Herman confirmed that 100% of the bill is to be paid by the Town of Ladysmith.
“A note went out in 2010 whereby any detachments who couldn’t make the deadline apply to Ottawa and they would receive more time.”
No applications were received by Ottawa.
Hutchins asked Erin Anderson, director of financial services, at the meeting to confirm how much was left in the RCMP reserve.
The initial $75,000 had been budgeted by the town and Anderson said “approximately another $10,000 is in there.”
“It’s a difficult financial position that we’re in,” said Hutchins. “This situation is so unusual that it has been placed on the burden of the municipal taxpayer.
Residents in the Town of Ladysmith pay an RCMP tax of $236 because there is over 8,000 people living in the town.
Residents in areas such as G and H only pay $55 as there is under 5,000 people living there.

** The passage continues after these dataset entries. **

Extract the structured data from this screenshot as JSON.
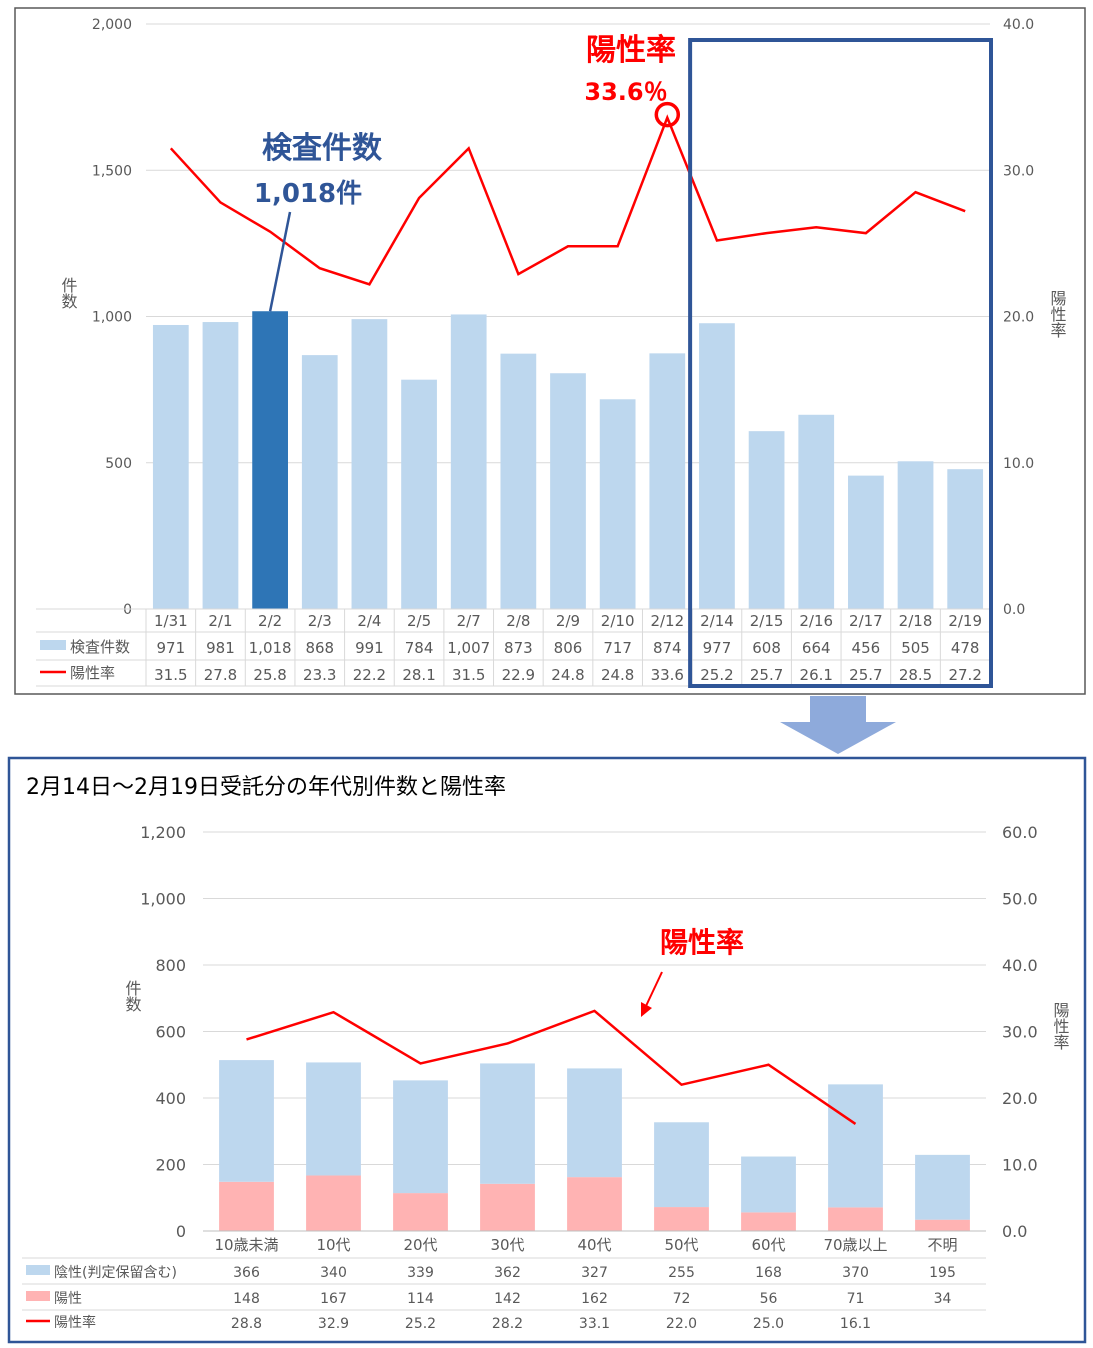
{
  "colors": {
    "bar_light": "#bdd7ee",
    "bar_highlight": "#2e75b6",
    "line_red": "#ff0000",
    "positive_pink": "#ffb3b3",
    "frame_navy": "#2f5597",
    "annotation_blue": "#2f5597",
    "arrow_fill": "#8eaadb",
    "grid": "#d9d9d9",
    "text_gray": "#595959"
  },
  "top": {
    "annotation_tests_title": "検査件数",
    "annotation_tests_value": "1,018件",
    "annotation_rate_title": "陽性率",
    "annotation_rate_value": "33.6％",
    "y_left_label": "件数",
    "y_right_label": "陽性率",
    "legend_tests": "検査件数",
    "legend_rate": "陽性率"
  },
  "bottom": {
    "title": "2月14日～2月19日受託分の年代別件数と陽性率",
    "annotation_rate": "陽性率",
    "y_left_label": "件数",
    "y_right_label": "陽性率",
    "legend_negative": "陰性(判定保留含む)",
    "legend_positive": "陽性",
    "legend_rate": "陽性率"
  },
  "chart_data": [
    {
      "type": "bar",
      "categories": [
        "1/31",
        "2/1",
        "2/2",
        "2/3",
        "2/4",
        "2/5",
        "2/7",
        "2/8",
        "2/9",
        "2/10",
        "2/12",
        "2/14",
        "2/15",
        "2/16",
        "2/17",
        "2/18",
        "2/19"
      ],
      "series": [
        {
          "name": "検査件数",
          "type": "bar",
          "axis": "left",
          "values": [
            971,
            981,
            1018,
            868,
            991,
            784,
            1007,
            873,
            806,
            717,
            874,
            977,
            608,
            664,
            456,
            505,
            478
          ],
          "labels": [
            "971",
            "981",
            "1,018",
            "868",
            "991",
            "784",
            "1,007",
            "873",
            "806",
            "717",
            "874",
            "977",
            "608",
            "664",
            "456",
            "505",
            "478"
          ]
        },
        {
          "name": "陽性率",
          "type": "line",
          "axis": "right",
          "values": [
            31.5,
            27.8,
            25.8,
            23.3,
            22.2,
            28.1,
            31.5,
            22.9,
            24.8,
            24.8,
            33.6,
            25.2,
            25.7,
            26.1,
            25.7,
            28.5,
            27.2
          ],
          "labels": [
            "31.5",
            "27.8",
            "25.8",
            "23.3",
            "22.2",
            "28.1",
            "31.5",
            "22.9",
            "24.8",
            "24.8",
            "33.6",
            "25.2",
            "25.7",
            "26.1",
            "25.7",
            "28.5",
            "27.2"
          ]
        }
      ],
      "highlight_category": "2/2",
      "highlight_range": [
        "2/14",
        "2/19"
      ],
      "y_left": {
        "min": 0,
        "max": 2000,
        "ticks": [
          0,
          500,
          1000,
          1500,
          2000
        ],
        "tick_labels": [
          "0",
          "500",
          "1,000",
          "1,500",
          "2,000"
        ]
      },
      "y_right": {
        "min": 0,
        "max": 40,
        "ticks": [
          0,
          10,
          20,
          30,
          40
        ],
        "tick_labels": [
          "0.0",
          "10.0",
          "20.0",
          "30.0",
          "40.0"
        ]
      },
      "grid": true,
      "legend": "data-table"
    },
    {
      "type": "bar",
      "stacked": true,
      "categories": [
        "10歳未満",
        "10代",
        "20代",
        "30代",
        "40代",
        "50代",
        "60代",
        "70歳以上",
        "不明"
      ],
      "series": [
        {
          "name": "陰性(判定保留含む)",
          "type": "bar",
          "axis": "left",
          "values": [
            366,
            340,
            339,
            362,
            327,
            255,
            168,
            370,
            195
          ],
          "labels": [
            "366",
            "340",
            "339",
            "362",
            "327",
            "255",
            "168",
            "370",
            "195"
          ]
        },
        {
          "name": "陽性",
          "type": "bar",
          "axis": "left",
          "values": [
            148,
            167,
            114,
            142,
            162,
            72,
            56,
            71,
            34
          ],
          "labels": [
            "148",
            "167",
            "114",
            "142",
            "162",
            "72",
            "56",
            "71",
            "34"
          ]
        },
        {
          "name": "陽性率",
          "type": "line",
          "axis": "right",
          "values": [
            28.8,
            32.9,
            25.2,
            28.2,
            33.1,
            22.0,
            25.0,
            16.1,
            null
          ],
          "labels": [
            "28.8",
            "32.9",
            "25.2",
            "28.2",
            "33.1",
            "22.0",
            "25.0",
            "16.1",
            ""
          ]
        }
      ],
      "y_left": {
        "min": 0,
        "max": 1200,
        "ticks": [
          0,
          200,
          400,
          600,
          800,
          1000,
          1200
        ],
        "tick_labels": [
          "0",
          "200",
          "400",
          "600",
          "800",
          "1,000",
          "1,200"
        ]
      },
      "y_right": {
        "min": 0,
        "max": 60,
        "ticks": [
          0,
          10,
          20,
          30,
          40,
          50,
          60
        ],
        "tick_labels": [
          "0.0",
          "10.0",
          "20.0",
          "30.0",
          "40.0",
          "50.0",
          "60.0"
        ]
      },
      "grid": true,
      "legend": "data-table"
    }
  ]
}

“It’s not a question of how much of a need the cameras are, it’s more about how the cost is being spread,” said Paterson. “Citizens in our community have to pay more even though you serve the surrounding areas. I don’t know why our certain amount is being stuck with the whole bill.”
At the same meeting, it was confirmed that the town’s audit was complete and Cory Vanderhorst from MNP stated the “town has more assets than debt.”
“Last year the town brought in $13.2 million in revenue which was below last year and budget,” said Vanderhorst. “The town’s expenses was $12 million which was above last year but below budget, so that’s a $1.2 million surplus.”